Today we implemented the Gilespie alogrithm in an attempt to replicate the Manchester paper data.
It looks like we've managed to get the initial implementation done, getting a good stochastic graph from the changes in population.
But the magnitude of numbers don't match as we vary r1. This is either down to our algorithm implementation or just the general coding.
We have enough to present to Galla, i.e. the animated bar chart and the stochastic graph. My plan for the weekend is to get them looking nicer and in standalone form.
Today we have succesfully reporduced the graphs in the Haeno paper, using the exact same parameters, this shows that our code is working. We also generalised the program to take in N types of mutations and just starting to analyse the data that will come from that.
Refactored the code using classes. The bare bones basic complied version is working. Need to fully write the simulation to finnish off the refactoring work and make sure that it performs as exepected. Main troubles will be passing the object between each other.
Finished refactoring. Euler forward done aswell. Ready to test it against the simulated data. Then from induction can see that simulation is good.
Stochastic average needed to go through and match up the correct times with the correct population numbers.

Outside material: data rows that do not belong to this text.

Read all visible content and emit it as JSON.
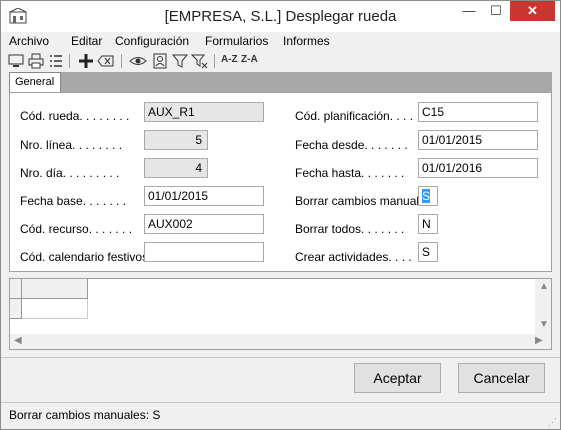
{
  "window": {
    "title": "[EMPRESA, S.L.] Desplegar rueda"
  },
  "titlebar_buttons": {
    "minimize": "—",
    "maximize": "☐",
    "close": "✕"
  },
  "menu": [
    "Archivo",
    "Editar",
    "Configuración",
    "Formularios",
    "Informes"
  ],
  "toolbar": {
    "sort_asc": "A-Z",
    "sort_desc": "Z-A"
  },
  "tabs": [
    "General"
  ],
  "form_left": [
    {
      "label": "Cód. rueda. . . . . . . .",
      "value": "AUX_R1",
      "readonly": true,
      "align": "left"
    },
    {
      "label": "Nro. línea. . . . . . . .",
      "value": "5",
      "readonly": true,
      "align": "right"
    },
    {
      "label": "Nro. día. . . . . . . . .",
      "value": "4",
      "readonly": true,
      "align": "right"
    },
    {
      "label": "Fecha base. . . . . . .",
      "value": "01/01/2015",
      "readonly": false,
      "align": "left"
    },
    {
      "label": "Cód. recurso. . . . . . .",
      "value": "AUX002",
      "readonly": false,
      "align": "left"
    },
    {
      "label": "Cód. calendario festivos.",
      "value": "",
      "readonly": false,
      "align": "left"
    }
  ],
  "form_right": [
    {
      "label": "Cód. planificación. . . .",
      "value": "C15"
    },
    {
      "label": "Fecha desde. . . . . . .",
      "value": "01/01/2015"
    },
    {
      "label": "Fecha hasta. . . . . . .",
      "value": "01/01/2016"
    },
    {
      "label": "Borrar cambios manuales.",
      "value": "S"
    },
    {
      "label": "Borrar todos. . . . . . .",
      "value": "N"
    },
    {
      "label": "Crear actividades. . . .",
      "value": "S"
    }
  ],
  "buttons": {
    "accept": "Aceptar",
    "cancel": "Cancelar"
  },
  "status": "Borrar cambios manuales: S"
}
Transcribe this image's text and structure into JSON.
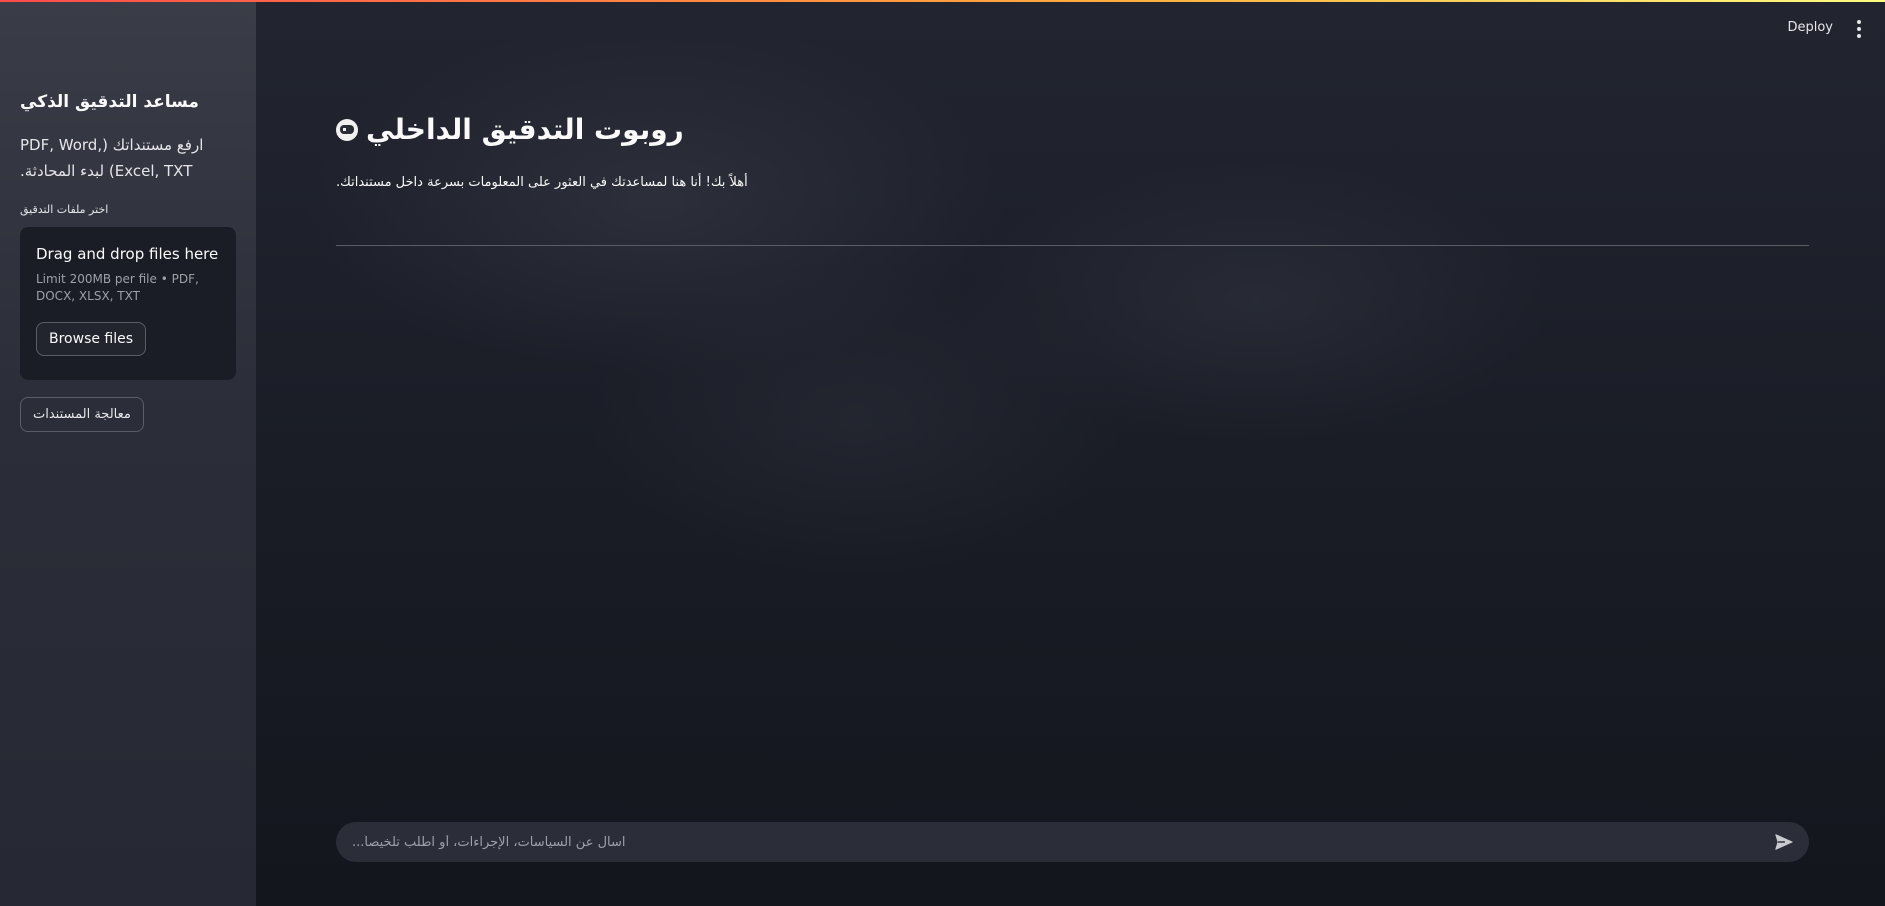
{
  "header": {
    "deploy_label": "Deploy",
    "menu_icon": "vertical-dots-icon"
  },
  "sidebar": {
    "title": "مساعد التدقيق الذكي",
    "description": "ارفع مستنداتك (PDF, Word, Excel, TXT) لبدء المحادثة.",
    "uploader": {
      "label": "اختر ملفات التدقيق",
      "drop_title": "Drag and drop files here",
      "limit_text": "Limit 200MB per file • PDF, DOCX, XLSX, TXT",
      "browse_label": "Browse files"
    },
    "process_label": "معالجة المستندات"
  },
  "main": {
    "title": "روبوت التدقيق الداخلي",
    "title_icon": "robot-face-icon",
    "subtitle": "أهلاً بك! أنا هنا لمساعدتك في العثور على المعلومات بسرعة داخل مستنداتك.",
    "chat": {
      "placeholder": "اسأل عن السياسات، الإجراءات، أو اطلب تلخيصاً...",
      "send_icon": "send-icon"
    }
  },
  "colors": {
    "accent_gradient_start": "#ff4b4b",
    "accent_gradient_end": "#fffd80",
    "sidebar_bg": "#2b2e38",
    "main_bg": "#1a1d26"
  }
}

Singlularly varrying the individual fitness values for each cell type in a 10 type set up .
Adding the variacne into the statistics function for the population calculations etc.
Beginning the analytic equation stuff
Looking at traps and antitraps for various set ups. Making sure graphs are aligned.

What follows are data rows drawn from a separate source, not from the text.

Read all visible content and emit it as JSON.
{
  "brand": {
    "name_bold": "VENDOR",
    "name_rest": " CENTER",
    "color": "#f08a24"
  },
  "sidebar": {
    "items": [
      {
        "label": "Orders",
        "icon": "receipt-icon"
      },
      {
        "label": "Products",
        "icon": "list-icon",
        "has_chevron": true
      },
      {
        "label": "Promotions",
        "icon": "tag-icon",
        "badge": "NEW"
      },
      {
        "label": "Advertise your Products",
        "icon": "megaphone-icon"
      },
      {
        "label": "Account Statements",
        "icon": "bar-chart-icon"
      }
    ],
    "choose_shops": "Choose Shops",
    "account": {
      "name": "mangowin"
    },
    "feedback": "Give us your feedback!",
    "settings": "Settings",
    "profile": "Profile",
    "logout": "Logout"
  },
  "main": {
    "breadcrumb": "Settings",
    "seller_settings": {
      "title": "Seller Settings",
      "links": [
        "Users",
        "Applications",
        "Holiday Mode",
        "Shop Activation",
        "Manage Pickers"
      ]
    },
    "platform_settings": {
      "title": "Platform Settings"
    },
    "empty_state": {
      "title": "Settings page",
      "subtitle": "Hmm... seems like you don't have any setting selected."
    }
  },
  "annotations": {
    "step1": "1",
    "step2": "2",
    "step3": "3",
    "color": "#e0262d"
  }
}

Started building the app and got most of it done.
Polished the app up completly to show Gallas.
Analytic equations updated again. Arrived at the master equation. Derrived the PDE.
More polish of the app.
Initial Poissonian attempts and Fourier and solving.

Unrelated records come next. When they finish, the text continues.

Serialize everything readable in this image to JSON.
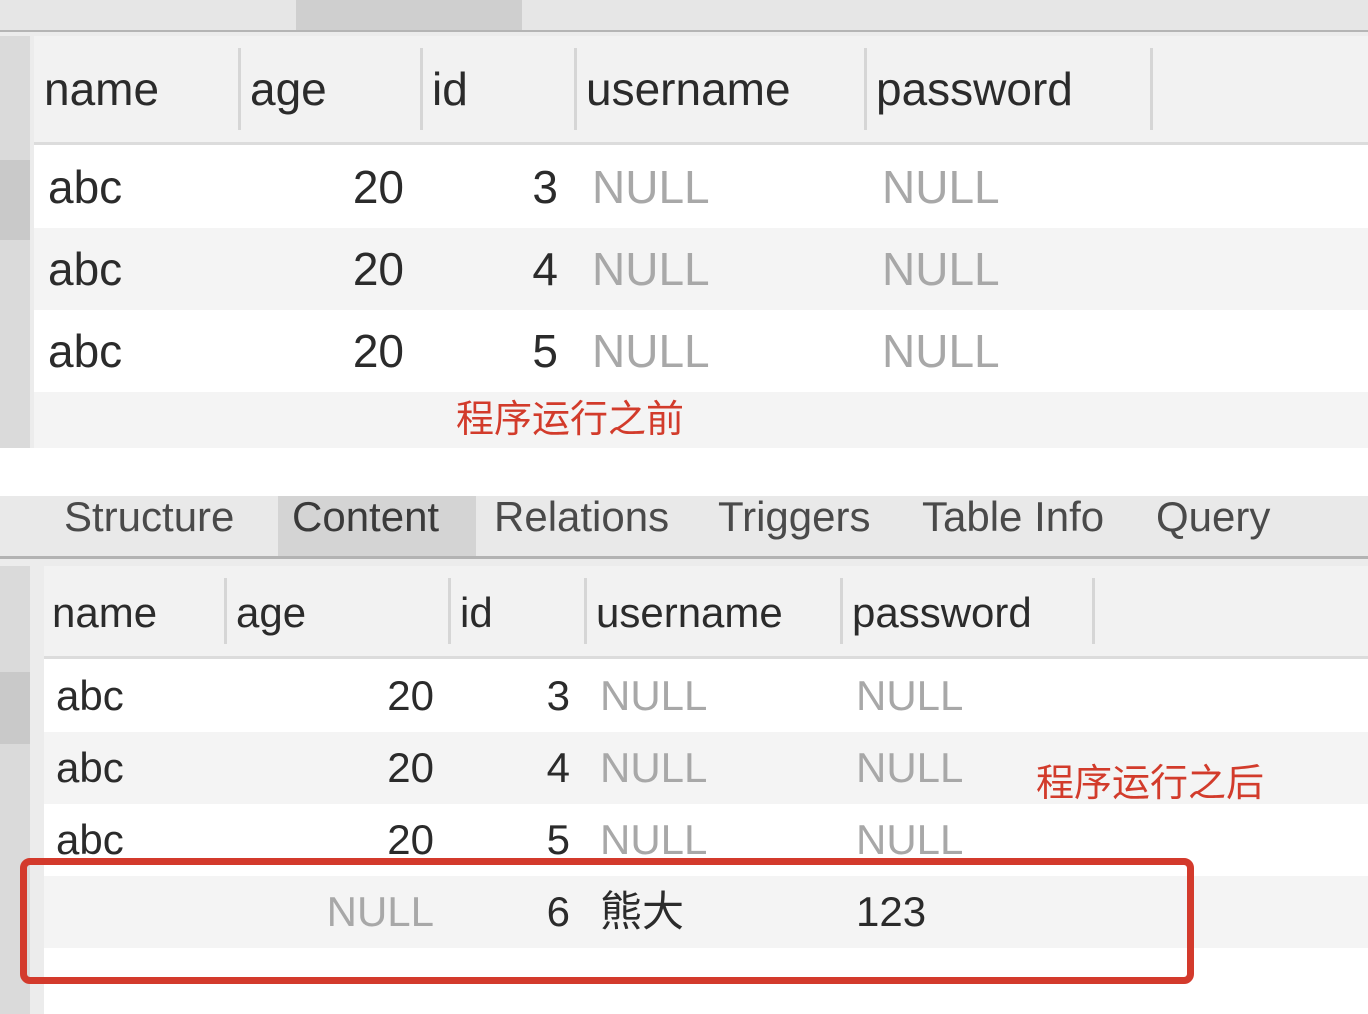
{
  "before_label": "程序运行之前",
  "after_label": "程序运行之后",
  "tabs": [
    {
      "label": "Structure",
      "active": false
    },
    {
      "label": "Content",
      "active": true
    },
    {
      "label": "Relations",
      "active": false
    },
    {
      "label": "Triggers",
      "active": false
    },
    {
      "label": "Table Info",
      "active": false
    },
    {
      "label": "Query",
      "active": false
    }
  ],
  "columns": [
    "name",
    "age",
    "id",
    "username",
    "password"
  ],
  "before_rows": [
    {
      "name": "abc",
      "age": "20",
      "id": "3",
      "username": "NULL",
      "password": "NULL"
    },
    {
      "name": "abc",
      "age": "20",
      "id": "4",
      "username": "NULL",
      "password": "NULL"
    },
    {
      "name": "abc",
      "age": "20",
      "id": "5",
      "username": "NULL",
      "password": "NULL"
    }
  ],
  "after_rows": [
    {
      "name": "abc",
      "age": "20",
      "id": "3",
      "username": "NULL",
      "password": "NULL"
    },
    {
      "name": "abc",
      "age": "20",
      "id": "4",
      "username": "NULL",
      "password": "NULL"
    },
    {
      "name": "abc",
      "age": "20",
      "id": "5",
      "username": "NULL",
      "password": "NULL"
    },
    {
      "name": "",
      "age": "NULL",
      "id": "6",
      "username": "熊大",
      "password": "123"
    }
  ],
  "colors": {
    "annotation": "#d23b2b",
    "highlight_border": "#d33a2c",
    "null_text": "#a8a8a8"
  }
}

Continuing on the Fourier mucking about looking at constraints etc.
More fourier.
More Fourier.
Added in the initial condition of the Fourier to see if that got us closer to the correct result. Now have to solutions, one more general and one using the fact that the first bin decays exponentially.
Calculated the ratios of the of Euler forward and Fourier solution. The old result is converging to a constant factor of out. The new version is diverging away. So more info is needed.
Fixed the Fourier normalisation (added a 1/2pi to our solution. This fixed the discrepancy of roughly 6 observed between the Euler solution and the Fourier analytic equation. In addition we have started to reformat graphs we have produced, ready for the report.
04/12/14 --— Another day spent tidying up graphs for the report. Additionally, we tried to see if the Fourier analytic solution could be averaged to get the same results as Euler average.
Succcesfully written a programme that numerically solves the PDE in the flat mutation case. Need to verify behaviour with simulations at non flat cases. Started modifiying simulation for non flat case.